Pengusaha Tambang di Cirebon Bantah Ilegal, Sebut Forkopimda Terlalu Terburu-buru

pengusaha tambang cirebon bantah ilegal
Pengelola tambang CV Bukit Aden, Blok Curug Dengkak, Desa Cinapas, membantah jika aktivitas Galian C yang digarap adalah ilegal. Foto: samsul huda-radar cirebon.
0 Komentar

RADARCIREBON.ID- Pada Selasa lalu (17/6/2025), Forkopimda Kabupaten Cirebon sidak ke Galian C di Desa Cipanas, tepatnya di Blok Curug Dengkak.

Area tambang itu milik CV Bukit Aden. Langsung di-police line oleh Forkopimda. Kini, pihak CV Bukit Aden bereaksi. Menolak disebut ilegal.

Ya, pihak CV Bukit Aden pun angkat bicara. Seperti disampaikan Subhan. Ia membantah jika area tambang yang dikelolanya itu tidak berizin. Ia menegaskan usahanya mengantongi izin resmi.

Baca Juga:SPMB untuk SMP di Kabupaten Cirebon Dimulai 23 Juni 2025, Simak AturannyaDaftar Ulang SPMB SMA di Cirebon, Ortu Ikut Alur Saja

Pihaknya mengantongi Izin Usaha Pertambangan (IUP) Produksi. Persetujuan Penggunaan Kawasan Hutan (PPKH). Semua ada. “Ilegal dari mana? Semua legal. Bahkan izin yang dikeluarkan sejak 2022 itu masih berlaku sampai September 2025,” kata Subhan kepada Radar Cirebon, Minggu (22/6/2025).

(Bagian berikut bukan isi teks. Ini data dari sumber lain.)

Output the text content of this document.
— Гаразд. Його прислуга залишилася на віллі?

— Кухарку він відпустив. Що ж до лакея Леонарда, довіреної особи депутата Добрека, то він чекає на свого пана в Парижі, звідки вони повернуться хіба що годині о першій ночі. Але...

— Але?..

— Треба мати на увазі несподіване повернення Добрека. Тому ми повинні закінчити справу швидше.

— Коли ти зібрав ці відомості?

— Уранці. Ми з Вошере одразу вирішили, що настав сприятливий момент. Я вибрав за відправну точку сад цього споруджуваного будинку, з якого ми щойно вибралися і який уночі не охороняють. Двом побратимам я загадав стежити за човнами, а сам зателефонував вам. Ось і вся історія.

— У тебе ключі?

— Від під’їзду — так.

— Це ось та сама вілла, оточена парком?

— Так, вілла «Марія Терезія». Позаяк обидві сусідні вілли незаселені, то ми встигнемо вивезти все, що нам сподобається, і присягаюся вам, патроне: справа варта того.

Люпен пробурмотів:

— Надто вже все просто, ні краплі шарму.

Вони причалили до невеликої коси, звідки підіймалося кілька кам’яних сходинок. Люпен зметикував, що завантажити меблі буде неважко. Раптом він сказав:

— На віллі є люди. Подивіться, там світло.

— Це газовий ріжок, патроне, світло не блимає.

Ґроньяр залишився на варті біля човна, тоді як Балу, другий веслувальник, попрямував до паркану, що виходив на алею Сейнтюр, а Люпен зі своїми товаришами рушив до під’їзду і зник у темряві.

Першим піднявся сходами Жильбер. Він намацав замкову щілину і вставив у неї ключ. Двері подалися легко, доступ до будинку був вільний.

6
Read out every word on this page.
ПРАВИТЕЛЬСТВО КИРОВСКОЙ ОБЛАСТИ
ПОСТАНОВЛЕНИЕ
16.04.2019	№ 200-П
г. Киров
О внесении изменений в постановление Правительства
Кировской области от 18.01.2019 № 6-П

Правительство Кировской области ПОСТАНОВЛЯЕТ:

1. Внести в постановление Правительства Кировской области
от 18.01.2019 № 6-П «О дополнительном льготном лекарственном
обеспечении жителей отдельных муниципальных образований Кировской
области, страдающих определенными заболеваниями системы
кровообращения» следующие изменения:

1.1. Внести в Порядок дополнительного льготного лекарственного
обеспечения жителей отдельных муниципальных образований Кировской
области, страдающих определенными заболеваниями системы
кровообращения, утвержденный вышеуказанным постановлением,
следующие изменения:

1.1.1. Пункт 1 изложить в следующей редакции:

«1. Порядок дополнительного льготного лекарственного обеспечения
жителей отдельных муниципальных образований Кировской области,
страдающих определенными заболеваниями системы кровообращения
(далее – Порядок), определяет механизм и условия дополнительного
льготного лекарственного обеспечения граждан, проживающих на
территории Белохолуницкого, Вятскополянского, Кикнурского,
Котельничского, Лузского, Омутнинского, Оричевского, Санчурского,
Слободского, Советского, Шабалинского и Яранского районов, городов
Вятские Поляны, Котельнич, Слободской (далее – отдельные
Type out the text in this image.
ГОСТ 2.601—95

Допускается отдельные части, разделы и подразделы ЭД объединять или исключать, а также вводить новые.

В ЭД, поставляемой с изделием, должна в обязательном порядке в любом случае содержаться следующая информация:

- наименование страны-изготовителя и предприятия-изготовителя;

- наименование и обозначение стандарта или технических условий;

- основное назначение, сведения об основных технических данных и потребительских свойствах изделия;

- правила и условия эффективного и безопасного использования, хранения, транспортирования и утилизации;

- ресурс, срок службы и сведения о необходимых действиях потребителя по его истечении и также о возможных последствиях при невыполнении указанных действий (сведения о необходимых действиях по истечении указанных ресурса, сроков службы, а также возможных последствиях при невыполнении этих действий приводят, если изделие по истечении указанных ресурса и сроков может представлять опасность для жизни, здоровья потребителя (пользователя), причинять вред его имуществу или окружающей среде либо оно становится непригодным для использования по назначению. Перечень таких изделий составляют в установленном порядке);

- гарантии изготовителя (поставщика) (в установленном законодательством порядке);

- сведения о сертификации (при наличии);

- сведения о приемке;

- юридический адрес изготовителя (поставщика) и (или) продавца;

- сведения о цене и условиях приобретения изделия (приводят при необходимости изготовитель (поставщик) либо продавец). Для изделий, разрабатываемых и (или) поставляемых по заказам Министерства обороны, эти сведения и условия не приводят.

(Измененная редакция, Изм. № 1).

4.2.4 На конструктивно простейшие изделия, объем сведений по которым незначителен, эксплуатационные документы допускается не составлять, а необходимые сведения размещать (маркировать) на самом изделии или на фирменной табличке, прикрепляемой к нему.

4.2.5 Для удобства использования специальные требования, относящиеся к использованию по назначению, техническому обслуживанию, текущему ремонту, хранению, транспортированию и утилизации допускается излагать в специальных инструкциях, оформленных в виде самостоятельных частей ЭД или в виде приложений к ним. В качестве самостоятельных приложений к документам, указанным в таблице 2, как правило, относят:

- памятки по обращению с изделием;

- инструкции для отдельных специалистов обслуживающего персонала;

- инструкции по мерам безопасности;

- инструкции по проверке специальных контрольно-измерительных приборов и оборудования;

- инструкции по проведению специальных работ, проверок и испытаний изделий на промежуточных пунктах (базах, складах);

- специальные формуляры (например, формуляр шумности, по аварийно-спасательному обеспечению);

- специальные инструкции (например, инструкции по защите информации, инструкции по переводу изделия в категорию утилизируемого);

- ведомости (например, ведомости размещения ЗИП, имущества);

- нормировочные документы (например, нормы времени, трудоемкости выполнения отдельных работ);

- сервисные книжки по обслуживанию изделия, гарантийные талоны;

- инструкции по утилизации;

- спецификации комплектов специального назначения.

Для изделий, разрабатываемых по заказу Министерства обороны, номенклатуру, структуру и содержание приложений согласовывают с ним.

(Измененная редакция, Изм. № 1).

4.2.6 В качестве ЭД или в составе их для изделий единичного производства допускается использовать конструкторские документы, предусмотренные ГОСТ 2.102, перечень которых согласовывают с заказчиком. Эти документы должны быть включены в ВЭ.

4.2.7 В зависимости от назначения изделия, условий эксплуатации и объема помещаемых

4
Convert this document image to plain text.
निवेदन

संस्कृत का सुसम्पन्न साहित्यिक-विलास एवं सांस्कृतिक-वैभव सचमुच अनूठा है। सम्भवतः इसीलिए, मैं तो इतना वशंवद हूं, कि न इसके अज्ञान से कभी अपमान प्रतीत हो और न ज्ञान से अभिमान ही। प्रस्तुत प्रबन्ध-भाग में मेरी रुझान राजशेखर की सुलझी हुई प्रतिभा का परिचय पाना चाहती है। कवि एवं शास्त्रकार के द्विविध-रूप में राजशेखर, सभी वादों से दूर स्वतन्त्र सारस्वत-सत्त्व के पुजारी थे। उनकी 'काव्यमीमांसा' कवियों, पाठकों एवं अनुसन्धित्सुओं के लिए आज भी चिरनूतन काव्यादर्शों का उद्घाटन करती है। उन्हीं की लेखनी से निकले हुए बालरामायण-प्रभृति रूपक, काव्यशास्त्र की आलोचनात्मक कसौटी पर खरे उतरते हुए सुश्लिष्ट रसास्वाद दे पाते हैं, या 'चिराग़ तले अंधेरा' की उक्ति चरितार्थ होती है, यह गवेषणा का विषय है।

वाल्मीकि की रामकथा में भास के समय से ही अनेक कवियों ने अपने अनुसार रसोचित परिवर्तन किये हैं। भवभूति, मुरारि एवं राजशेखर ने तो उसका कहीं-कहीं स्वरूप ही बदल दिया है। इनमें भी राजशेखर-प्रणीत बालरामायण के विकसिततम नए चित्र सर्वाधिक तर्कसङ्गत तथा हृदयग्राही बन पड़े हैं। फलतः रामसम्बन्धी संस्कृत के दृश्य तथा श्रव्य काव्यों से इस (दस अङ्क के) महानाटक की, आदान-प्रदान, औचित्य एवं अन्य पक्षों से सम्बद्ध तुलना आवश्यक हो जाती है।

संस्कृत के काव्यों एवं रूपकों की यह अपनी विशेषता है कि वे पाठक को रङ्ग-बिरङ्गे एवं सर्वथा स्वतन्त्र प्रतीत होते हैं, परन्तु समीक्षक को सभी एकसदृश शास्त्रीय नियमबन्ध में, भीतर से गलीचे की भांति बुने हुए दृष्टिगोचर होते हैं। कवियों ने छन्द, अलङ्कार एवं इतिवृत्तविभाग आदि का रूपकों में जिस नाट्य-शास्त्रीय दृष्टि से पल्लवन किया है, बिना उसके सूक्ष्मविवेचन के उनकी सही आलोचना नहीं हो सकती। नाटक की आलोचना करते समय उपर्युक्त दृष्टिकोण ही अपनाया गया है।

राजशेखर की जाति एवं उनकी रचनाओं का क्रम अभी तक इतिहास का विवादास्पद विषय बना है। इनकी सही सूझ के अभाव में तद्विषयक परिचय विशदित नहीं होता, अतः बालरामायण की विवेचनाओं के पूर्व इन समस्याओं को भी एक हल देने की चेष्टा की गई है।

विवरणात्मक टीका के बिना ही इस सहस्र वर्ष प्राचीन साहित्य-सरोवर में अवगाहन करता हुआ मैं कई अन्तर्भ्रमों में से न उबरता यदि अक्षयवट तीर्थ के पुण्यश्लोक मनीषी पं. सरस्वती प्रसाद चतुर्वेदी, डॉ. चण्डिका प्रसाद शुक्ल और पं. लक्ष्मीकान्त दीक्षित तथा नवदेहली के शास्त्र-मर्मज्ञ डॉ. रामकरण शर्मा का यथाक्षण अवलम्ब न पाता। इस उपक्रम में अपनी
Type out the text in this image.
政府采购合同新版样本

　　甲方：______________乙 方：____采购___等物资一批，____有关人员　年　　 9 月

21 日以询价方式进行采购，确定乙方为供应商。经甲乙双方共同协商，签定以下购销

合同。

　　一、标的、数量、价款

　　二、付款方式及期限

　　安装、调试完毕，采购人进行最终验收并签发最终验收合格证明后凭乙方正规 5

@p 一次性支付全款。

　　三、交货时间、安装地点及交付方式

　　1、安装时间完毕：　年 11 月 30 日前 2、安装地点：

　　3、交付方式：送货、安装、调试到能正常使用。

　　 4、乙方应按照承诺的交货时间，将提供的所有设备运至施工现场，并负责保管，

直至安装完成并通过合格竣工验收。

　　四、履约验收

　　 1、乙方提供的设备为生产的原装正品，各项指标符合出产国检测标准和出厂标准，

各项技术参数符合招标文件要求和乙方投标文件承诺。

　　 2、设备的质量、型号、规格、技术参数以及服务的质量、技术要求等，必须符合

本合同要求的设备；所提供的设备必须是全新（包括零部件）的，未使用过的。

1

Saat ini, kata Subhan, pengelola sedang mengurus perpanjangan izin. Prosesnya sedang berjalan di jalur yang resmi. Yakni jalur pemerintah. Sesuai prosedur yang berlaku. “Jadi tudingan ilegal sangat kami bantah,” tegasnya.

Subhan mengungkapkan, yang membuatnya geram bukan soal penyegelan. Tapi prosesnya yang dianggap janggal. Ia mengatakan Surat Teguran berupa SP1 baru diterbitkan 12 Juni 2025. Tapi lima hari kemudian, yakni 17 Juni 2025, sidak langsung dilakukan. Dan tambang disegel. “Aneh. Saat ini pun tidak ada aktivitas penambangan. Yang ada hanya alat berat memperbaiki jalan,” katanya.

Tapi, semua aktivitas, langsung dihentikan setelah SP1 diterima. “Sebagai warga negara yang baik, saya patuh terhadap hukumm. Faktanya, saat menerima SP1, langsung kami hentikan seluruh aktivitas. Tapi langkah Forkopimda yang langsung melakukan penyegelan rasanya terlalu terburu-buru. Tanpa pendalaman menyeluruh,” paparnya.

Masalah yang sesungguhnya, kata Subhan, justru ada di pusat. Yakni di Jakarta. Tepatnya di sistem digital milik Kementerian ESDM melalui OSMOSE. Sejak 25 April 2025 pihaknya sudah mengajukan RKAB (Rencana Kerja dan Anggaran Biaya) melalui sistem itu. Tapi hingga kini belum ada respons. Tidak ditolak. Tidak diterima. Menggantung.

“Kami ikut prosedur. Tapi sistem yang membuat kami terkatung-katung. Ini yang jadi dasar aktivitas kami dianggap belum boleh berjalan. Padahal, sudah hampir dua bulan, tapi tidak ada tanggapan,” terangnya.